対照的に、赤外(IR)分光法は無数の物質の化学的な特性評価に広く使われているが、その空間分解能は回折限界の制約を受ける。現実の問題として、透過フーリエ変換(FT)IR分光法はIR放射の波長の約3倍が限界となり、減衰全反射(ATR)分光法は光源の波長に近い分解能しか得られない。

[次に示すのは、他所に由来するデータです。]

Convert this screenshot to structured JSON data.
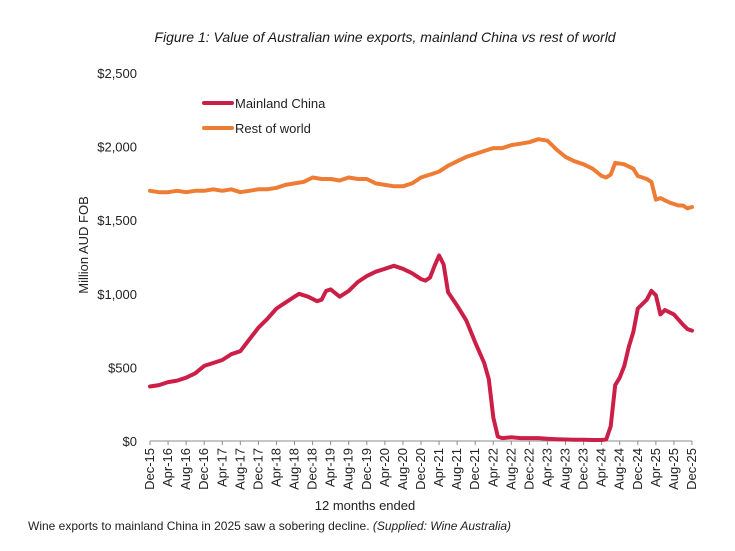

AFMと光学的手法を組合せるいくつかの有望な方法も試行されてきたが、最近までの試みは波長範囲や空間分解能に限界があった。ところが新しい技術として、AFMのナノスケール空間分解能の機能をIR分光法と組合せたAFM赤外分光法(AFM-IR)が登場した。その結果、回折限界以下の局所的化学組成の測定とマッピングに加えて、ナノスケールの地形学的、機械的および熱的分析も実行できる分析機器が実現した。
nanoIR
最近、アレキサンダー・ダッツィ(Alexandre Dazzi)らが開発したAFM-IR技術が米アナシス・インスツルメンツ社(Anasys Instruments)によって商品化された(1)。このnanoIRと名付けられた分析機器は光パラメトリック発振器(OPO)を用いる可変波長パルスIRレーザ光源と従来のIR透明セレン化亜鉛プリズムを使用して、プリズム上の試料に分子振動を励起する(図1)。レーザからのIRビームは従来のATR分光法と同様の全内部反射に基づいて試料を照射する。レーザ照射を吸収した試料は加熱され、急速な熱膨張を起こして、AFMのカンチレバーの共鳴振動を励起する。誘起された振動は減衰するときに固有のリングダウンパタンを示す。

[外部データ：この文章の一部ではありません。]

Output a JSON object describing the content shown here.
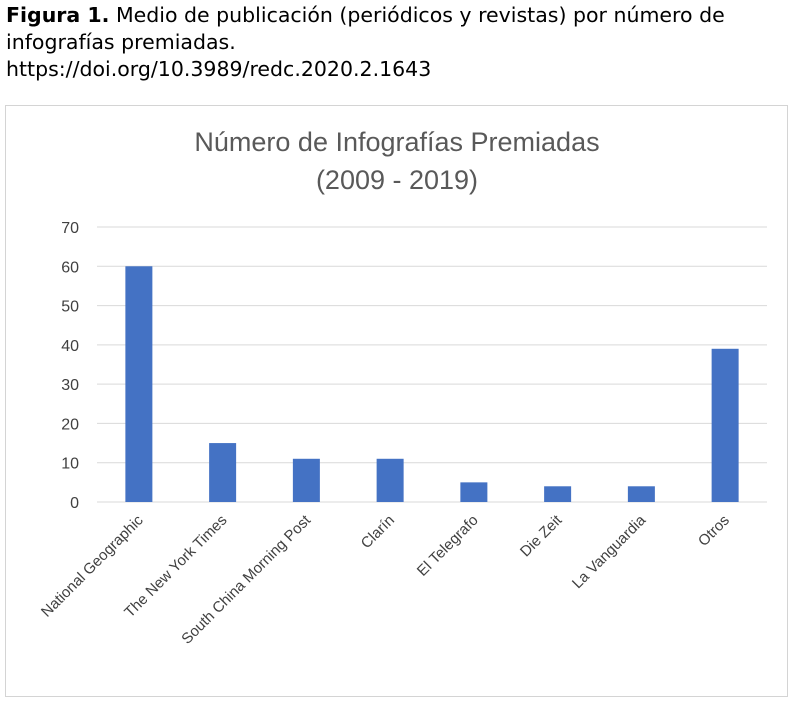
{
  "caption": {
    "label": "Figura 1.",
    "text": " Medio de publicación (periódicos y revistas) por número de infografías premiadas.",
    "doi": "https://doi.org/10.3989/redc.2020.2.1643"
  },
  "chart_data": {
    "type": "bar",
    "title_line1": "Número de Infografías Premiadas",
    "title_line2": "(2009 - 2019)",
    "categories": [
      "National Geographic",
      "The New York Times",
      "South China Morning Post",
      "Clarín",
      "El Telegrafo",
      "Die Zeit",
      "La Vanguardia",
      "Otros"
    ],
    "values": [
      60,
      15,
      11,
      11,
      5,
      4,
      4,
      39
    ],
    "ylim": [
      0,
      70
    ],
    "yticks": [
      0,
      10,
      20,
      30,
      40,
      50,
      60,
      70
    ],
    "grid": true,
    "bar_color": "#4472c4",
    "grid_color": "#d9d9d9"
  }
}
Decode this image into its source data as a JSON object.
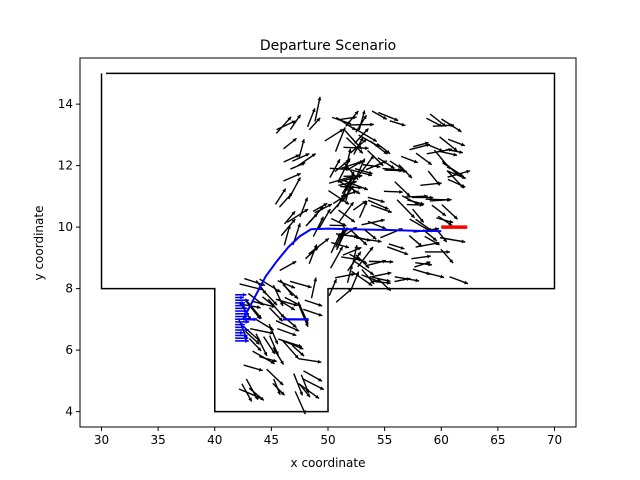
{
  "chart_data": {
    "type": "line",
    "title": "Departure Scenario",
    "xlabel": "x coordinate",
    "ylabel": "y coordinate",
    "xlim": [
      28.1,
      71.9
    ],
    "ylim": [
      3.5,
      15.5
    ],
    "xticks": [
      30,
      35,
      40,
      45,
      50,
      55,
      60,
      65,
      70
    ],
    "yticks": [
      4,
      6,
      8,
      10,
      12,
      14
    ],
    "grid": false,
    "legend": "none",
    "colors": {
      "boundary": "#000000",
      "trajectory": "#0000ff",
      "goal": "#ff0000",
      "samples": "#000000"
    },
    "boundary": {
      "x": [
        30.4,
        70,
        70,
        50,
        50,
        40,
        40,
        30,
        30
      ],
      "y": [
        15,
        15,
        8,
        8,
        4,
        4,
        8,
        8,
        15
      ]
    },
    "trajectory": {
      "x": [
        42.5,
        43.5,
        44.5,
        45.5,
        46.5,
        47.5,
        48.5,
        50,
        52,
        55,
        58,
        60
      ],
      "y": [
        7.0,
        7.7,
        8.4,
        8.9,
        9.35,
        9.7,
        9.93,
        9.95,
        9.93,
        9.91,
        9.88,
        9.87
      ]
    },
    "start_pose": {
      "x": 42.5,
      "y": 7.0,
      "heading_deg": 0
    },
    "goal_pose": {
      "x": 60.0,
      "y": 10.0,
      "heading_deg": 0
    },
    "sample_arrow_region": {
      "x": [
        42,
        63
      ],
      "y": [
        4.2,
        14.3
      ]
    }
  }
}
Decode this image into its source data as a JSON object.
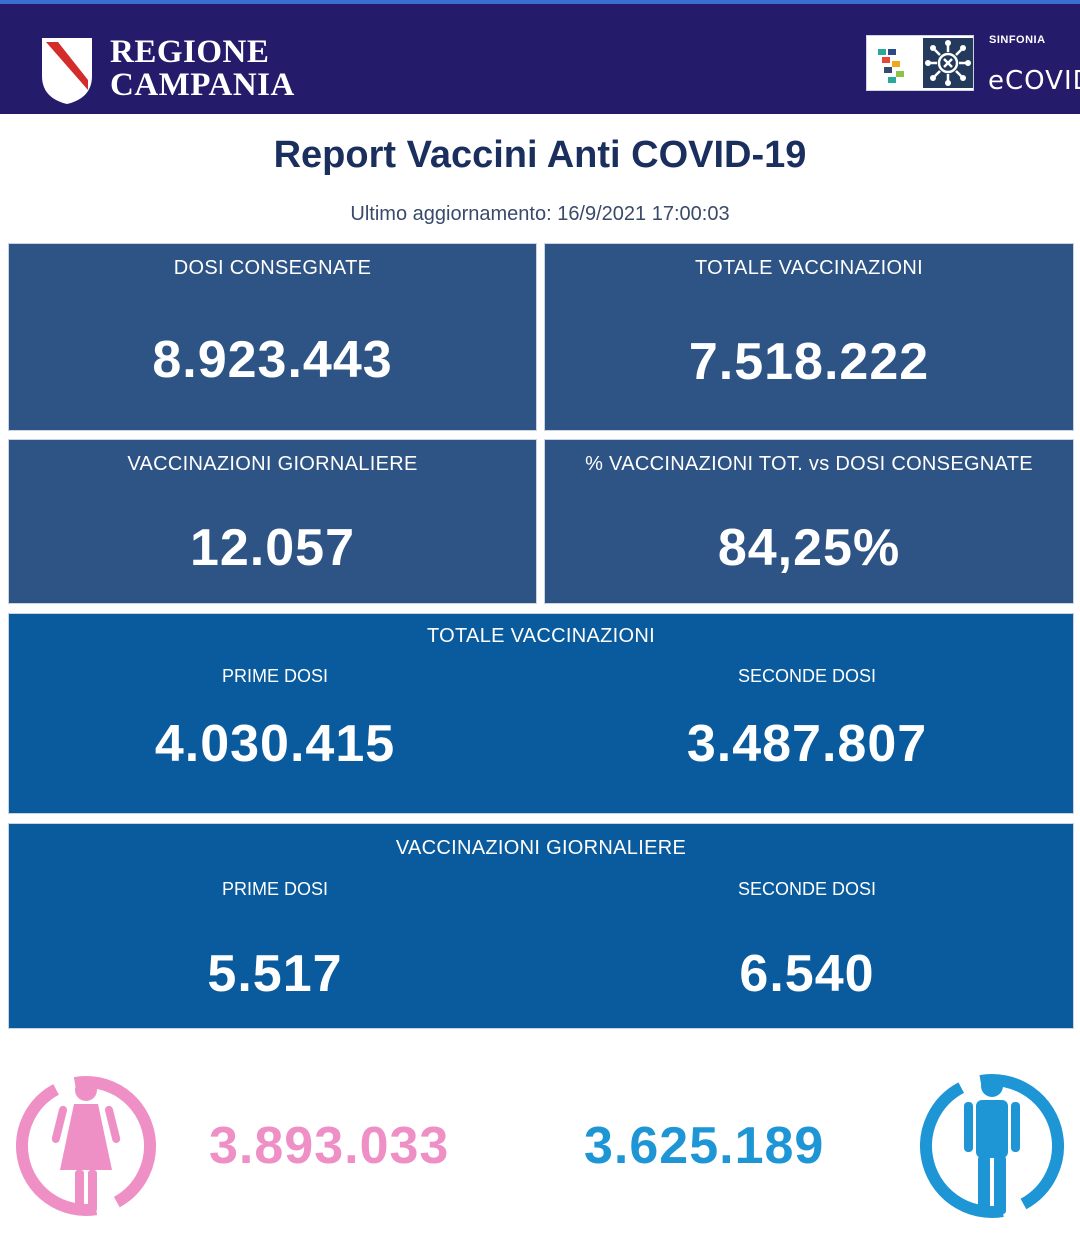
{
  "header": {
    "region_line1": "REGIONE",
    "region_line2": "CAMPANIA",
    "partner_label": "SINFONIA",
    "partner_name": "eCOVID"
  },
  "report": {
    "title": "Report Vaccini Anti COVID-19",
    "updated": "Ultimo aggiornamento: 16/9/2021  17:00:03"
  },
  "cards": {
    "dosi_consegnate": {
      "label": "DOSI  CONSEGNATE",
      "value": "8.923.443"
    },
    "totale_vaccinazioni": {
      "label": "TOTALE VACCINAZIONI",
      "value": "7.518.222"
    },
    "vaccinazioni_giornaliere": {
      "label": "VACCINAZIONI GIORNALIERE",
      "value": "12.057"
    },
    "percentuale": {
      "label": "% VACCINAZIONI TOT. vs DOSI CONSEGNATE",
      "value": "84,25%"
    }
  },
  "totale_breakdown": {
    "label": "TOTALE VACCINAZIONI",
    "prime_label": "PRIME DOSI",
    "prime_value": "4.030.415",
    "seconde_label": "SECONDE DOSI",
    "seconde_value": "3.487.807"
  },
  "giornaliere_breakdown": {
    "label": "VACCINAZIONI GIORNALIERE",
    "prime_label": "PRIME DOSI",
    "prime_value": "5.517",
    "seconde_label": "SECONDE DOSI",
    "seconde_value": "6.540"
  },
  "gender": {
    "female_value": "3.893.033",
    "male_value": "3.625.189",
    "female_icon": "female-icon",
    "male_icon": "male-icon",
    "female_color": "#ee8fc5",
    "male_color": "#1e96d6"
  },
  "colors": {
    "header_bg": "#241b6b",
    "card_bg": "#2e5486",
    "card_blue_bg": "#0a5b9d",
    "title": "#1b2f5e"
  }
}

このリングダウンパタンはフーリエ解析が行われ、振動の振幅と周波数が抽出される。カンチレバーの光源波長の関数としてのリングダウン振動からは局所的な吸収スペクトルが得られ、その振動周波数は試料の剛性に関係付けられる。IR光源を単一周波数に同調すると、選択した吸収バンドの表面形状、機械的性質およびIR吸収を同時にマッピングできる。
能力
nanoIRはIR分光法の分解能限界を克服し、AFMに化学的および機械的マッピング機能を付加して、一連の重要な測定能力を実現している。この方式の分光計は複雑な試料の構造および化学的性質を詳しく解析し、ポリマブレンド、多層膜、被覆膜などの特性を評価できる。例えば、現在のポリマブレンドは強度、衝撃吸収性、電気伝導性、難燃性、互換性などを確保するために、多数の異なる成分と材料を含有している。この分光法は生命科学にも応用できる。